Let us start from the premise that these months of lockdown have been an important test case for the ability of cultural institutions-museums, parks-to remain “open” and continue to fulfill the role of “essential public service” with which they have been invested for years now.
Staying “open” has meant continuing to offer their audiences (and I use the plural on purpose) diverse experiences but each aimed at keeping interest in heritage alive.
Each museum reality has done so according to its own capacities, and it is evident, as has been acknowledged in the countless moments of reflection and critical analysis that have occurred in recent months (newspaper articles, interviews, dedicated webinars, etc.) that not all have been able to cope with this shock wave either due to lack of personnel, lack of adequate tools, or absence of a strategy understood as planning, design, content ideation.
But I do not read punctual blame but rather shared responsibility on the part of both the institutions themselves and the users/users. A quantitative survey that Finestre sull’Arte itself published on July 4 commissioned by Impresa Cultura Italia - Confcommercio to Swg to analyze “cultural consumption” during the so-called lockdown showed, for example, that only 4 percent of the sample of respondents followed virtual visits to museums and archaeological sites with interest.
Set-ups of the project The Colosseum is told at the Colosseum Archaeological Park. Ph. Credit B. Angels |
It is clear that in the face of surveys, inquiries, and reports one runs the risk of becoming overwhelmed and entangled with numbers and percentages, while I believe that each individual institution has the tools to do its own self-analysis and to assess what and how much its digital offerings should be in a broad sense based on different parameters, such as: availability of economic budget; type of audience; origin of the audience; extent of the museum and/or park under management; positioning of the museum and/or park within the target community on the different level scales; type of offering.
With these parameters, the Colosseum Archaeological Park is confronted on a daily basis and proposes its digital offerings. The investments on digital are diverted to the strengthening of the Wi-Fi network, an essential starting point for online ticketing (which we have guaranteed as of the reopening on June 1), for the download of the ParcoColosseo App that offers the tools for booking and choosing visit routes associated with audioguides, and (in the fall) for the download of another new and very important App Y&Co that in 9 languages will offer content accessible to all in the sign of Desing for all. On the subject of digital skills, I believe that the committed staff, consisting of archaeologists and architects from the Ministry, who are collaborating with external professionals (Social Media Managers, Social Media Strategy, Videomakers, firms specializing in the field), have the technical requirements necessary for the quality offering of our multimedia itineraries in the Domus Transitoria, Domus Aurea, Santa Maria Antiqua and the Houses of Livia and Augustus (with light and video mapping) and for the knowledge of the context and the collections that becomes storytelling on social through the creation of dedicated columns to be declined as much online as on site.
A constant aptitude for inward and outward mediation also makes it possible to pander to the needs of audiences, positioning the offer where the demand is greatest: the Colosseum Archaeological Park is constantly dedicated toeducational for children, to emotional videos and live broadcasts dedicated to telling the story of the daily routine of field work, to thematic routes on the website www.parcocolosseo.it perfectly feasible even in presence, to the new contemporary storytelling of the Park with the “Star Walks” format.
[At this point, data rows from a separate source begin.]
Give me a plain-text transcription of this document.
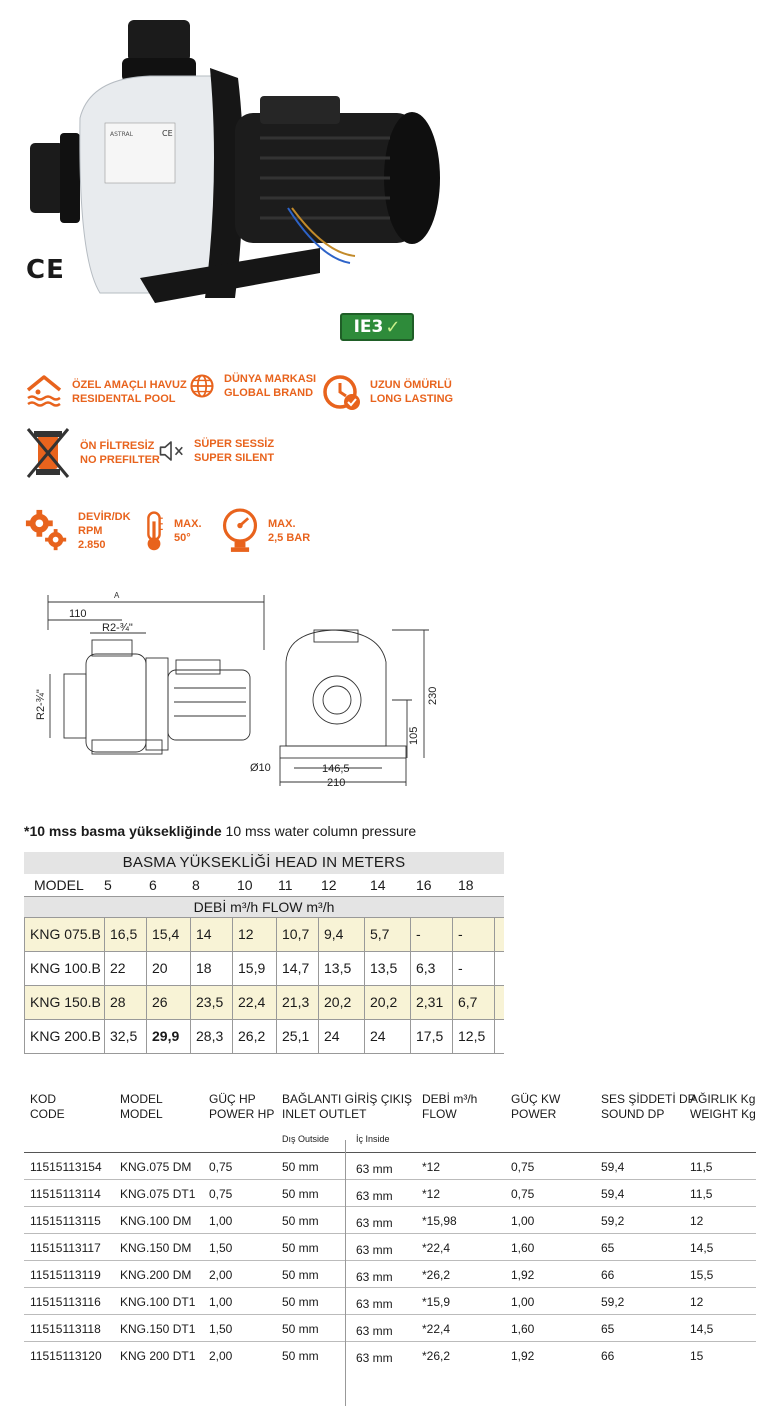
ASTRAL	CE
CE
IE3 ✓
ÖZEL AMAÇLI HAVUZ
RESIDENTAL POOL
DÜNYA MARKASI
GLOBAL BRAND
UZUN ÖMÜRLÜ
LONG LASTING
ÖN FİLTRESİZ
NO PREFILTER
SÜPER SESSİZ
SUPER SILENT
DEVİR/DK
RPM
2.850
MAX.
50°
MAX.
2,5 BAR
A
110
R2-¾"
R2-¾"	230
105
Ø10	146,5
210
*10 mss basma yüksekliğinde 10 mss water column pressure
BASMA YÜKSEKLİĞİ HEAD IN METERS
MODEL 5	6	8	10 11 12 14 16 18
DEBİ m³/h FLOW m³/h
KNG 075.B 16,5	15,4	14	12	10,7	9,4	5,7	-	-
KNG 100.B 22	20	18	15,9	14,7	13,5	13,5	6,3	-
KNG 150.B 28	26	23,5	22,4	21,3	20,2	20,2	2,31	6,7
KNG 200.B 32,5	29,9	28,3	26,2	25,1	24	24	17,5	12,5
KOD
CODE
MODEL
MODEL
GÜÇ HP
POWER HP
BAĞLANTI GİRİŞ ÇIKIŞ
INLET OUTLET
DEBİ m³/h
FLOW
GÜÇ KW
POWER
SES ŞİDDETİ DP
SOUND DP
AĞIRLIK Kg
WEIGHT Kg
Dış Outside	İç Inside
11515113154 KNG.075 DM 0,75	50 mm	63 mm *12	0,75	59,4	11,5
11515113114 KNG.075 DT1 0,75	50 mm	63 mm *12	0,75	59,4	11,5
11515113115 KNG.100 DM 1,00	50 mm	63 mm *15,98	1,00	59,2	12
11515113117 KNG.150 DM 1,50	50 mm	63 mm *22,4	1,60	65	14,5
11515113119 KNG.200 DM 2,00	50 mm	63 mm *26,2	1,92	66	15,5
11515113116 KNG.100 DT1 1,00	50 mm	63 mm *15,9	1,00	59,2	12
11515113118 KNG.150 DT1 1,50	50 mm	63 mm *22,4	1,60	65	14,5
11515113120 KNG 200 DT1 2,00	50 mm	63 mm *26,2	1,92	66	15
In conclusion, I believe that all museums are ready for the challenge of digital if they know how to adapt that challenge to the different evaluation parameters that have been listed, starting with adequate websites in at least two foreign languages, putting themselves in relation and thus soliciting conversations, taking care as much of the collections as of their narrative, expanding their offerings step by step but always in the name of quality.